Senpat and Nevrat listened to the Greek verses in mixed admiration and bewilderment. “That is poetry, truly,” Senpat said, responding to sound and meter with a musician’s ear, “but in what tongue? Not the one you Romans use among yourselves, I’m sure.” While he and his wife knew only a little Latin, they could recognize it when they heard it.
The tribune did not answer; instead he took another long pull at the wine, still trying to blot out the reflections that would not cease. The cup shook in his hand. He spilled sticky purple wine on his leg, but never noticed. Even Medea, he thought, had not seduced Jason before she worked her murders and fled in her dragon-drawn chariot.
“Was any man ever worse used by woman?” he cried.
He expected no answer to that shout of despair, but Nevrat stirred in her husband’s arms. “As for man by woman, I could not say,” she said, looking up at him, “but turn it round, if you will, and look at Alypia Gavra.”
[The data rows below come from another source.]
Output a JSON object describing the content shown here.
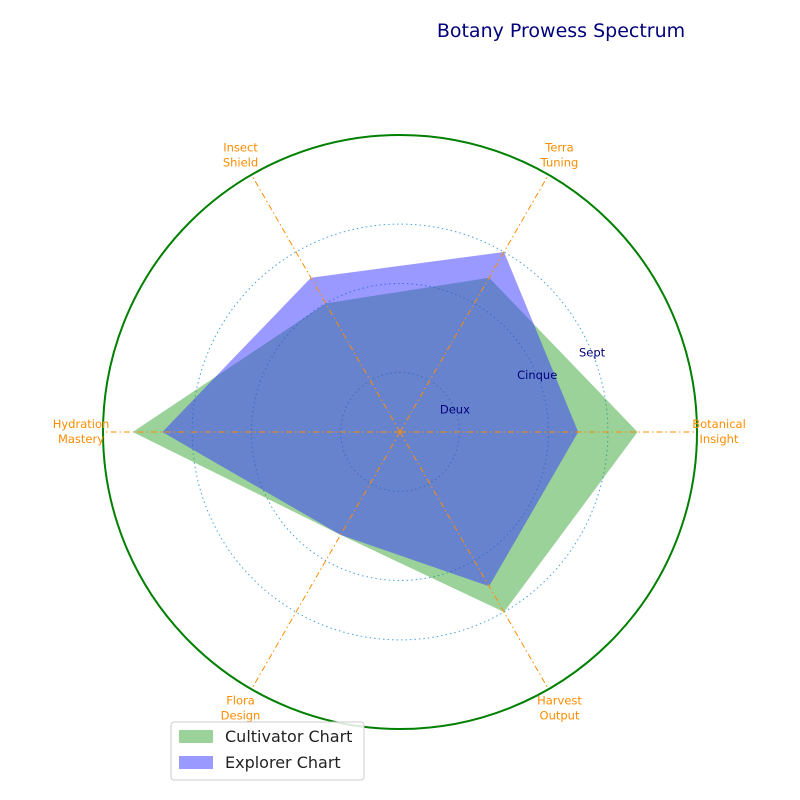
{
  "chart_data": {
    "type": "radar",
    "title": "Botany Prowess Spectrum",
    "categories": [
      [
        "Botanical",
        "Insight"
      ],
      [
        "Terra",
        "Tuning"
      ],
      [
        "Insect",
        "Shield"
      ],
      [
        "Hydration",
        "Mastery"
      ],
      [
        "Flora",
        "Design"
      ],
      [
        "Harvest",
        "Output"
      ]
    ],
    "rmax": 10,
    "rings": [
      {
        "value": 2,
        "label": "Deux"
      },
      {
        "value": 5,
        "label": "Cinque"
      },
      {
        "value": 7,
        "label": "Sept"
      }
    ],
    "series": [
      {
        "name": "Cultivator Chart",
        "values": [
          8,
          6,
          5,
          9,
          4,
          7
        ],
        "color": "#2ca02c",
        "opacity": 0.48
      },
      {
        "name": "Explorer Chart",
        "values": [
          6,
          7,
          6,
          8,
          4,
          6
        ],
        "color": "#3333ff",
        "opacity": 0.5
      }
    ],
    "legend_position": "lower-left"
  },
  "colors": {
    "title": "#00007a",
    "axis_labels": "#ff8c00",
    "spokes": "#ff8c00",
    "outer_circle": "#008000",
    "grid_rings": "#4aa3df",
    "ring_labels": "#00007a"
  }
}
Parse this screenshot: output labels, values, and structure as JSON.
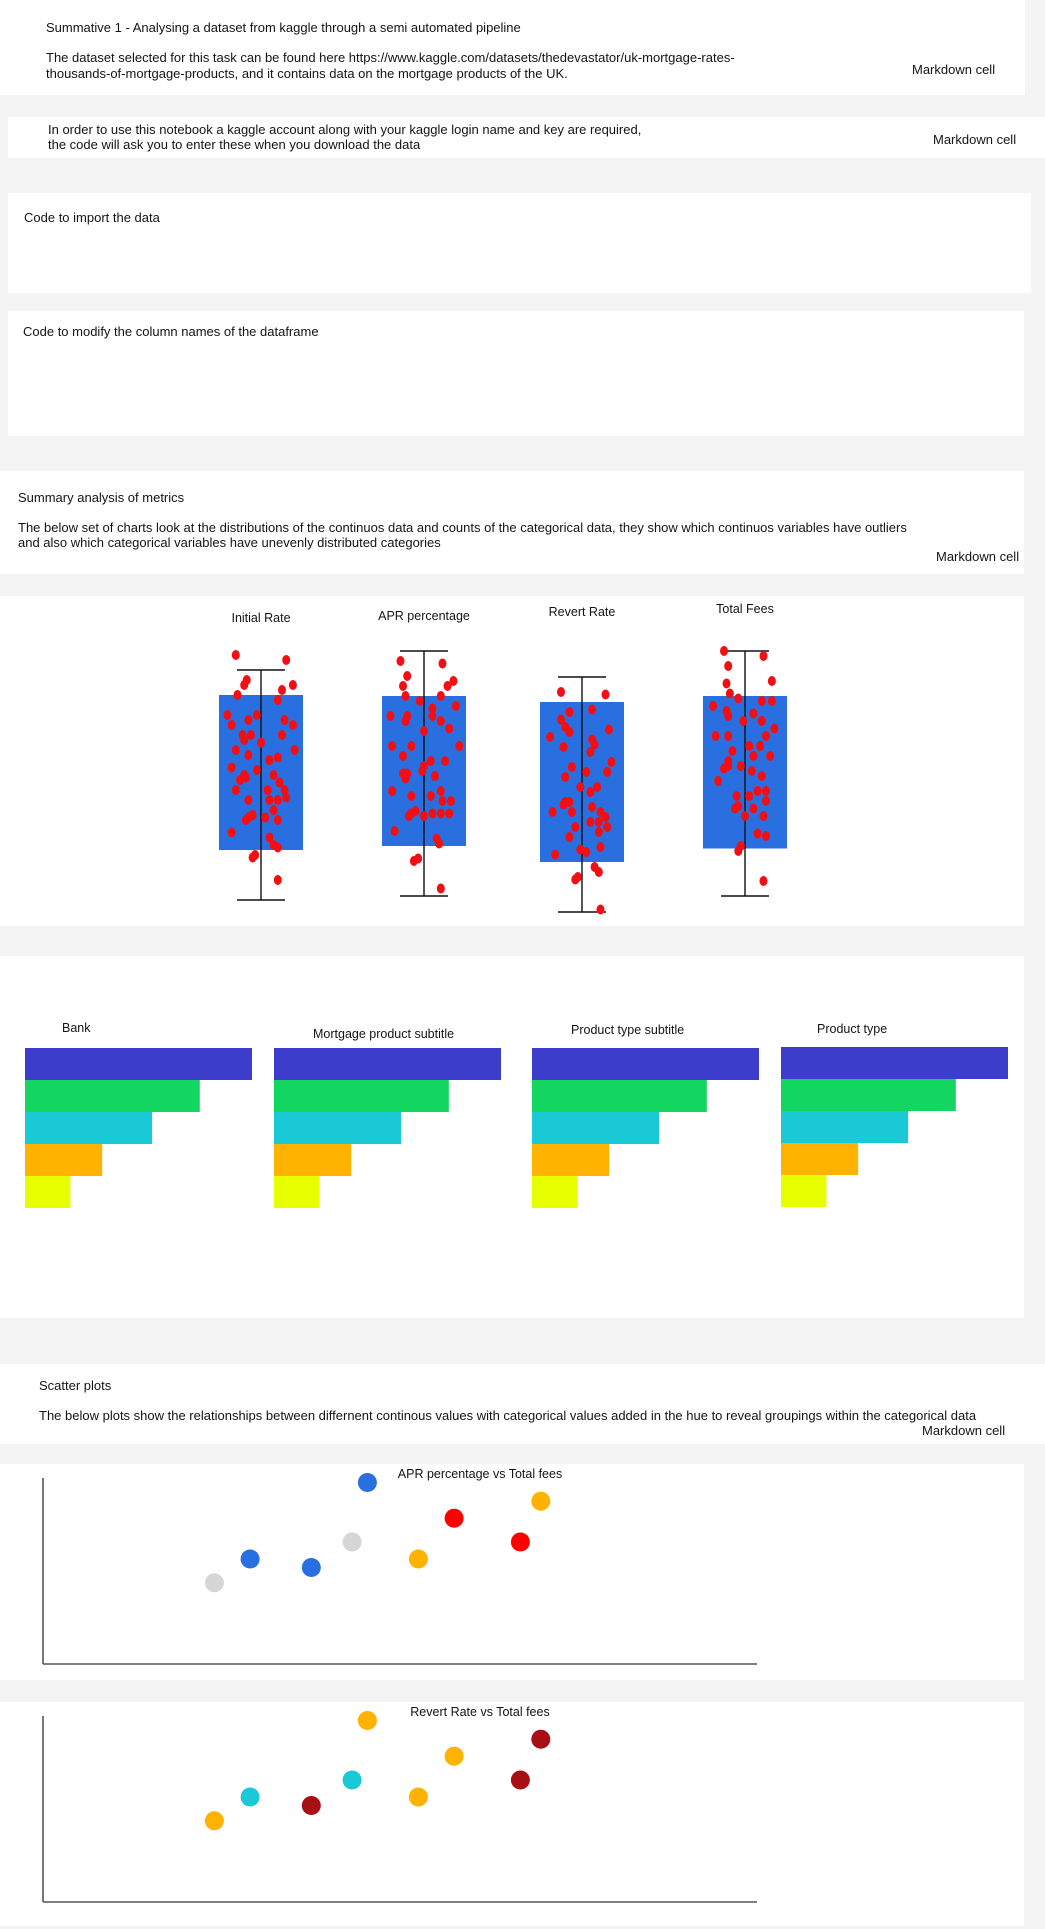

Marcus stopped, staring, in mid-stride. He hurled the half-empty wine cup against a wall, abruptly ashamed of his self-pity. The ordeal Mavrikios Gavras’ daughter had endured outshone his as the sun did the moon. After Ortaias Sphrantzes’ cowardice cost her father his life at Maragha, Ortaias—whom flight had saved—claimed the throne when
he made his way back to the capital; the Sphrantzai, the bureaucratic family supreme, had produced Emperors before. And to cement his claim, Alypia, whose house opposed everything his stood for, had been forced into marriage with him.
But Ortaias Sphrantzes, a foolish, trivial young man with more bombast than sense, was only a pawn in the hands of his uncle Vardanes. And Vardanes, whose malignance was neither mediocre nor trivial, had coveted Alypia for years. Dispossessing his feckless nephew of her, he kept her as slave to his lusts throughout Ortaias’ brief, unhappy reign. When the Sphrantzai fell, Scaurus had seen her thus and seen her spirit unbroken despite the submission forced from her body.
Turning his back on the spattered wall, he knelt clumsily beside Nevrat Sviodo and touched her hand in gratitude. When he tried to speak his thanks, his throat clogged and he wept instead, but it was a clean weeping, with the beginning of healing in it. Then at last the wine reached him; he did not hear Nevrat and her husband when they rose and tiptoed from the room.